La Cour de cassation examinera le 8 juillet 2019 deux demandes d’avis transmises par les Conseils de Prud’hommes de Louviers et de Toulouse, portant sur l’inconventionnalité du barème d’indemnisation du licenciement avec les conventions internationales (notamment l’article 10 de la Convention n°158 de l’OIT et l’article 24 de la Charte sociale européenne).
En effet, comme nous l’avons évoqué dans nos précédents articles, l’ordonnance n°2017-1387 du 22 septembre 2017 a encadré les indemnités prud’homales octroyées dans le cadre de licenciements jugés dépourvus de cause réelle et sérieuse, en instaurant un barème plancher / plafond obligatoire, dépendant de l’ancienneté du salarié licencié et du nombre de salariés dans l’entreprise.
Ce barème fait l’objet de vifs débats depuis maintenant plus d’un an et demi, et une décision de la Cour de cassation aurait permis de clore ce débat qui instaure une certaine insécurité juridique, que ce soit pour les salariés ou les employeurs.
Pour autant, la question qui cristallise les tensions depuis de nombreux mois risque de ne pas être réglée par l’avis qui sera rendu par la Cour de cassation au mois de juillet prochain.
En effet, la Haute juridiction a toujours refusé de répondre aux questions portant sur la conventionnalité des normes internes par rapport à un texte international dans le cadre de procédures d’avis transmises par les juges du fond.

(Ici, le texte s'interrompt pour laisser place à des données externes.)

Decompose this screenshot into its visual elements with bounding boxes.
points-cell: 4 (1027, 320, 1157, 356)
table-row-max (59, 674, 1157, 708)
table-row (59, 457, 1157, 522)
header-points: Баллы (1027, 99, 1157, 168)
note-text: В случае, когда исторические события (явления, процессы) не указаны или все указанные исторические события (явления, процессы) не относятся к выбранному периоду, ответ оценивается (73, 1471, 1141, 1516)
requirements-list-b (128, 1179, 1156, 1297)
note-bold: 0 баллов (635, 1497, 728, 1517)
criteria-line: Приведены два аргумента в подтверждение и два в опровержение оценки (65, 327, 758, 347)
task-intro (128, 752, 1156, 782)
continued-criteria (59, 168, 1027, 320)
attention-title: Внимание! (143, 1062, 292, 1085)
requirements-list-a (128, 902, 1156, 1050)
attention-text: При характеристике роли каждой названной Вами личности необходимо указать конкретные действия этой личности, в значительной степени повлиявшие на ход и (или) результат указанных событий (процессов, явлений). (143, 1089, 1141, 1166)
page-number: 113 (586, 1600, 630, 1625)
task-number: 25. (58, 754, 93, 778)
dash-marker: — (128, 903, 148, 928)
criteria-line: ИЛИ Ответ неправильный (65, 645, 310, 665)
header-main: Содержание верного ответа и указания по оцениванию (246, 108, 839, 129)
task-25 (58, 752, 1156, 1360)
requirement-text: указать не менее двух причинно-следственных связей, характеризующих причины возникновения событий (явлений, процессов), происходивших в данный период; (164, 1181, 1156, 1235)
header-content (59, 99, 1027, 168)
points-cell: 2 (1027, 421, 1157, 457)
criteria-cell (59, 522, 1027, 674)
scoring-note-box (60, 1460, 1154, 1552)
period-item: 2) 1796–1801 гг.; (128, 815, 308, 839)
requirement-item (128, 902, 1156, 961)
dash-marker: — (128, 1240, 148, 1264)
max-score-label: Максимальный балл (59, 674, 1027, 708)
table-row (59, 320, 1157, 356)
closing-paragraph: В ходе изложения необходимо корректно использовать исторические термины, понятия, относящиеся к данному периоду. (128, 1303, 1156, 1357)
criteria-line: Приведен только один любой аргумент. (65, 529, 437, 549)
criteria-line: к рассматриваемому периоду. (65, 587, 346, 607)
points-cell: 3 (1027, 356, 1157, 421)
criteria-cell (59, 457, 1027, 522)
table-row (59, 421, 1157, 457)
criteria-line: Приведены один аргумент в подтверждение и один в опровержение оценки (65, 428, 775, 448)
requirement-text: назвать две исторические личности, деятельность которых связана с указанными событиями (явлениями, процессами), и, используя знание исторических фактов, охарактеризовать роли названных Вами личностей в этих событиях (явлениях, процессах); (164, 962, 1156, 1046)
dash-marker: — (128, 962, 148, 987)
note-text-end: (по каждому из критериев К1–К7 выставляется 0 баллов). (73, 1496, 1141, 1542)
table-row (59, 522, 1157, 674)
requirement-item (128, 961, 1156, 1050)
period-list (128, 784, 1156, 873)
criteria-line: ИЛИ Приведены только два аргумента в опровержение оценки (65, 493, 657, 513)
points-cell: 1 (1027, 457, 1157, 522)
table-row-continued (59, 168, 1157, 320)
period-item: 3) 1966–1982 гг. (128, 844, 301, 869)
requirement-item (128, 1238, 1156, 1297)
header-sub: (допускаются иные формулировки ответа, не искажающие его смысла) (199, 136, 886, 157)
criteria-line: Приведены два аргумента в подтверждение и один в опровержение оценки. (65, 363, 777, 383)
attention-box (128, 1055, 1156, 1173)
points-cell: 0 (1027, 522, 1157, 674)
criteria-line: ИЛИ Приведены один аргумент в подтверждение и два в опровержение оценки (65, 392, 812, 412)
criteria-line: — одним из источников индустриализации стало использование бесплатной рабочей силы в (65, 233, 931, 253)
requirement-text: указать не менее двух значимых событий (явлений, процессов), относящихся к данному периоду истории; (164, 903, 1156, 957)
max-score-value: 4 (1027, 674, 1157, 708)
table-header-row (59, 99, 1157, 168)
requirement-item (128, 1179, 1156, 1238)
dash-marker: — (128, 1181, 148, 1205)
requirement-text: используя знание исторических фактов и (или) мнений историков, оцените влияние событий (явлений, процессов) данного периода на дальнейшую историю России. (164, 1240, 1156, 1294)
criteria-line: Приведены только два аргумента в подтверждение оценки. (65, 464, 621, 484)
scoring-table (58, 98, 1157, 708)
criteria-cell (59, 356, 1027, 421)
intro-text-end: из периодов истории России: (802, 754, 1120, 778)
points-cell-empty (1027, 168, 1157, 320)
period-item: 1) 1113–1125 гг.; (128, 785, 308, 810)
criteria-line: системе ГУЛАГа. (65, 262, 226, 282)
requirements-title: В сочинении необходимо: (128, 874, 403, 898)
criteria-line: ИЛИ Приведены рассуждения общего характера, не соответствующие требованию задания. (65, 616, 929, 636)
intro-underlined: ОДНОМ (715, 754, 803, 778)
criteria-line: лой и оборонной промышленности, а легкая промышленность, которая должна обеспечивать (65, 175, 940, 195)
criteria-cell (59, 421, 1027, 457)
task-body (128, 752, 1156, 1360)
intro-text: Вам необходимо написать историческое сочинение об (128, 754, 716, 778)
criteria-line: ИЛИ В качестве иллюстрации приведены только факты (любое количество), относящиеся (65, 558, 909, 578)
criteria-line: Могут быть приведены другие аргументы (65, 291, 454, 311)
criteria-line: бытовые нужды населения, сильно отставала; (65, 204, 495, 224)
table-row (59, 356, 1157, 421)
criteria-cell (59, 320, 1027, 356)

Cela a ainsi été le cas aux termes de deux avis de la Cour de cassation rendus le 16 décembre 2002 (n°00-20.008) et le 12 juillet 2017 (n°17-70.009) :
« Les questions, en ce qu’elles concernent la compatibilité de la mise à la retraite, hors l’accord du salarié, prévue par les dispositions de l’article L. 1237-5 du code du travail avec la convention n° 158 de l’Organisation internationale du travail relative à la cessation de la relation de travail à l’initiative de l’employeur, ne relèvent pas de la procédure d’avis prévue par les articles susvisés, l’office du juge du fond étant de statuer au préalable sur cette compatibilité ; »
En effet, la Cour de cassation considère que les juges du fond doivent eux-mêmes trancher ce type de question avant qu’elle ne puisse être saisie en dernier recours.
Il est donc probable que cet avis tant attendu, qui devrait être rendu dans les jours suivant le 8 juillet 2019, ne tranche pas cette question qui continue de diviser les praticiens.
Dans l’intervalle, d’autres Conseils de Prud’hommes se sont prononcés sur l’inconventionnalité du barème, et notamment :
- Le Conseil de Prud’hommes de Bordeaux, dans sa décision du 9 avril 2019 (n18/00659) ;
- Le Conseil de Prud’hommes de Créteil, dans sa décision du 15 avril 2019 (n°18/01812) :
« Vu l’article 10 de la Convention n° 158 de l’organisation internationale du travail ratifiée par la France en date du 16 mars 1989 ; attendu selon ce texte, que si les tribunaux arrivent à la conclusion que le licenciement est injustifié, […], ils devront être habilités à ordonner le versement d’une indemnité adéquate ou toute autre forme de réparation considérée comme approprié ;
Attendu que le conseil de prud’hommes tient de ces dispositions directement applicables aux litiges opposant les travailleurs et les employeurs sur le territoire national, le pouvoir d’évaluer au plus juste le préjudice dont a souffert un salarié abusivement privé d’emploi du fait d’un licenciement sans cause réelle et sérieuse ;
Qu’au cas particulier de M. K., les circonstances de la rupture de son contrat de travail liées au non-versement de la rémunération, son ancienneté, et les difficultés éprouvées par l’intéressé pour retrouver un emploi appellent une juste réparation de son préjudice que le conseil évalue et fixe à la somme de 17 000 € de dommages-intérêts ; ».
- Le conseil de prud’hommes de Montpellier, dans son jugement du 17 mai 2019, (n°18/00152), au motif qu’il ne permettrait pas une « réparation exacte » du préjudice subi.